This study identified regions of interest along the electromagnetic spectrum in the visible to near-infrared range. As presented in Section 3.1 and Section 3.2, the regions that provide the most relevant information for stress detection are related to features such as chlorophyll absorption, the red edge, and mainly the near-infrared region. As shown in previous work [33,34], the quantification of nitrogen and its effects on different crops can be performed using near-infrared or higher bands. However, these bands also imply high-cost equipment, which increases as it moves away from the visible region [35]. Therefore, the results obtained in the spectral characterization are relevant since they can be used to develop cost-effective monitoring systems rather than high-resolution spectrometers, focusing the acquisitions on bands or regions according to the type of crop [36]. The consistency in the results of the spectral characteristics obtained both analytically from the signatures (Table 4) and automatically through machine learning methods (Table 5 and Table 6) provides evidence of the potential of spectral data for monitoring different crops, even when they are under various conditions [37]. For instance, the band ranges obtained for maize under nitrogen deficiency were consistent with the findings of [38], who established that the 706 to 721 nm and 760 to 1142 nm ranges are more sensitive to nitrogen content at advanced stages of plant growth. In the case of beans, the results show consistency with the work of [39], demonstrating a high correlation between the amount of potassium and bands in the visible range, such as 410, 550, and 690 nm.
The results obtained in this work lead to the analysis and reconsideration of the extensive use of vegetation indices such as proposed by [14] with NDVI. This is because the information provided by the entire spectrum or specific representative bands and regions can be used with better results. This work demonstrates the effectiveness of these approaches compared to VI. A few indices were selected for the feature selection (Table 7 and Table 8). Similarly, it is observed that NDVI, according to the automatic feature selection methods, does not provide sufficient discriminant information for abiotic stress levels. Indices such as CCCI, CIG, and NDRE were selected more frequently across crops and genotypes than NDVI. Previous works have shown correlations with R2 greater than 0.5 among VI and nitrogen content in maize [38,40] or phosphorous content in beans [39]. However, it should be noted that our approach assumes the problem of stress detection, i.e., seeking from the spectral data to determine whether or not there is stress (categorical or classification problem). Hence, metrics such as precision and F1 Score evidenced poor VI performance. In addition, previous works have demonstrated the dependence of the scales of VI on the plant status but also on the sensing instrument (e.g., MultiSpec, spectrometers, satellite images) [14,41]. Thus, generalizing VI for various crops, genotypes, and stresses becomes more difficult.
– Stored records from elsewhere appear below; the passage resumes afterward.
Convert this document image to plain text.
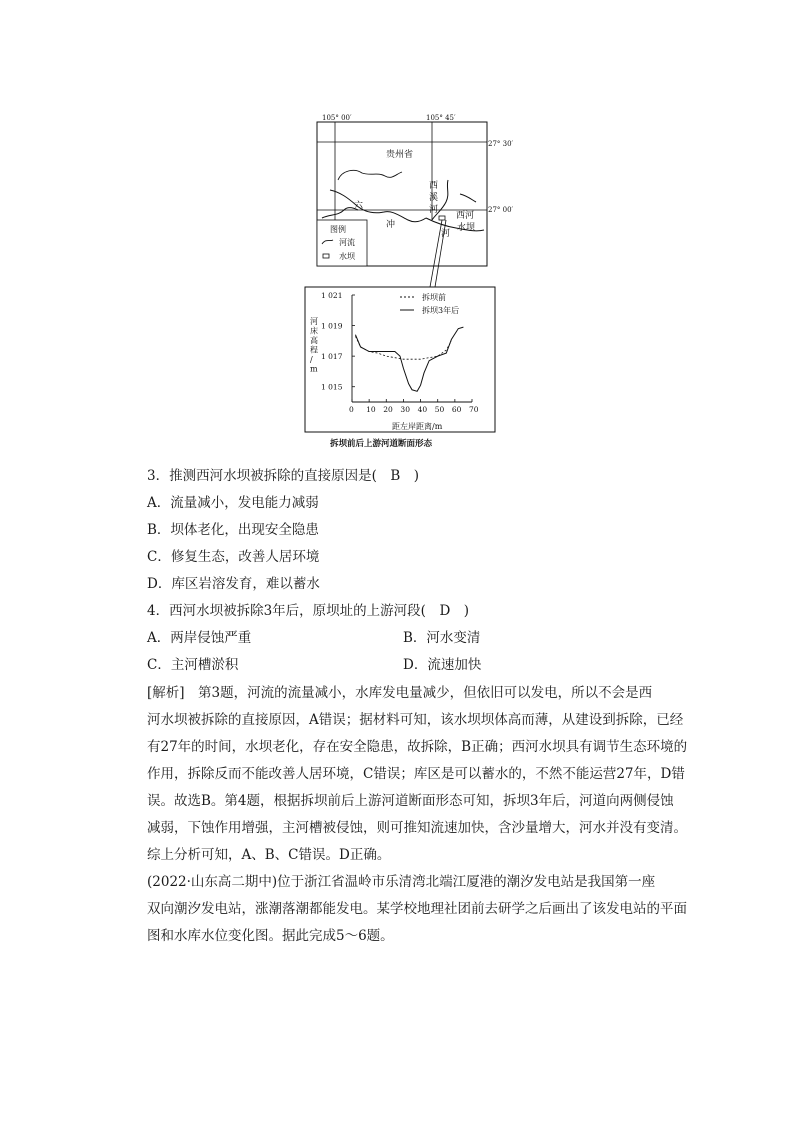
105° 00′	105° 45′
27° 30′
27° 00′
贵州省
西
溪
河
六
冲
河
西河
水坝
图例
河流
水坝
0 10 20 30 40 50 60 70
1 015
1 017
1 019
1 021
河床高程/ m
距左岸距离/m
拆坝前
拆坝3年后
拆坝前后上游河道断面形态
3．推测西河水坝被拆除的直接原因是(　B　)
A．流量减小，发电能力减弱
B．坝体老化，出现安全隐患
C．修复生态，改善人居环境
D．库区岩溶发育，难以蓄水
4．西河水坝被拆除3年后，原坝址的上游河段(　D　)
A．两岸侵蚀严重	B．河水变清
C．主河槽淤积	D．流速加快

[解析]　第3题，河流的流量减小，水库发电量减少，但依旧可以发电，所以不会是西

河水坝被拆除的直接原因，A错误；据材料可知，该水坝坝体高而薄，从建设到拆除，已经

有27年的时间，水坝老化，存在安全隐患，故拆除，B正确；西河水坝具有调节生态环境的

作用，拆除反而不能改善人居环境，C错误；库区是可以蓄水的，不然不能运营27年，D错

误。故选B。第4题，根据拆坝前后上游河道断面形态可知，拆坝3年后，河道向两侧侵蚀

减弱，下蚀作用增强，主河槽被侵蚀，则可推知流速加快，含沙量增大，河水并没有变清。

综上分析可知，A、B、C错误。D正确。

(2022·山东高二期中)位于浙江省温岭市乐清湾北端江厦港的潮汐发电站是我国第一座

双向潮汐发电站，涨潮落潮都能发电。某学校地理社团前去研学之后画出了该发电站的平面

图和水库水位变化图。据此完成5～6题。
However, as demonstrated in this study, finding band ranges to monitor various crops is possible.
The results demonstrated the ability of SVM and NN classifiers to detect and quantify stress. Good results were not obtained using RF with the proposed methodology. For stress detection, in the case of Maize Turipana and Bean Turipana, the best results from the proposed method were obtained using SVM. The best result was obtained from NN for Avocado Rionegro (using only two treatments). On the other hand, NN achieved the best results for stress quantification (Avocado Rionegro and Maize Rionegro). Unlike parametric methods, machine learning-based approaches have a significant potential for stress detection and quantification. However, challenges associated with these approaches include the limited availability of data. The accuracy of the models is contingent on the amount of data for training and, in specific applications related to agriculture and crop monitoring, obtaining a substantial amount of data is challenging due to the extensive manual effort required, mainly outdoors. On the other hand, it is evident from the results obtained in this study that the final accuracy of the models depends not only on the type of crop but also on the genotypes. Particular attention should be directed toward crops with a rootstock in their structure, such as avocado, where these can notably impact the genetic [42] and physiological behavior [43,44,45,46] of a common scion or canopy. Therefore, it is challenging to generalize crop monitoring processes using spectrometry, as previously recognized by [37].

5. Conclusions

This study demonstrated the capabilities of supervised machine learning algorithms for detecting and quantifying abiotic stress in three crops: maize, common beans, and avocado. Three classification algorithms were compared: SVM, RF, and NN. The results with RF were not satisfactory. On the other hand, SVM and NN allowed the detection or quantification of stresses in the different crops and genotypes studied. Although the best results were obtained with the full spectrum, it was shown that obtaining a set of relevant spectral bands to evidence the effects of abiotic stress is possible. The problem of quantifying the stress level was more complex, as lower accuracies were obtained compared to detection in the avocado experiment. To improve these results, increasing the amount of training data is necessary. However, their acquisition is quite complex because it is a manual process, and the high variability in plants and environmental conditions leads to the discarding of signatures in the preprocessing.
In addition, a characterization of the spectral signatures of the crops under study was presented, identifying regions of the spectrum relevant to the study of the different types of stress. Spectral features were identified in the visible, red edge, and near-infrared regions, obtaining consistent results compared with an unsupervised band selection approach. In the different crops, the near-infrared region was one of the most relevant for stress detection.
Future work includes using the relevant regions obtained to develop low-cost devices and seek to implement this technology in productive units. On the other hand, the methodology used in this study will serve as a basis for studying different types of stresses (biotic and abiotic) in crops.

Author Contributions

Conceptualization, M.G., M.C.T.-M., T.R., M.A.G., M.C. and J.M.G.; methodology, M.G., M.C.T.-M., T.R., M.A.G., M.C. and J.M.G.; software, M.G. and M.C.T.-M.; validation, M.G., M.C.T.-M., T.R. and M.A.G.; formal analysis, M.G., M.C.T.-M., T.R. and M.A.G.; investigation, M.G., M.C.T.-M., T.R., M.A.G. and M.C.; resources, M.C.T.-M., T.R., M.A.G. and J.M.G.; data curation, M.G., M.C.T.-M., T.R., M.A.G., M.C. and J.M.G.; writing—original draft preparation, M.G. and M.C.T.-M.; writing—review and editing, M.G., M.C.T.-M., T.R., M.A.G. and M.C.; visualization, M.G. and M.C.T.-M.; supervision, M.C.T.-M. and T.R.; project administration, M.C.T.-M. and T.R.; funding acquisition, M.C.T.-M. and T.R. All authors have read and agreed to the published version of the manuscript.

Funding

This research was funded by the Ministerio de Ciencia, Tecnologia e Innovacion—Minciencias, Colombia (grant number RC 80740-475-2020).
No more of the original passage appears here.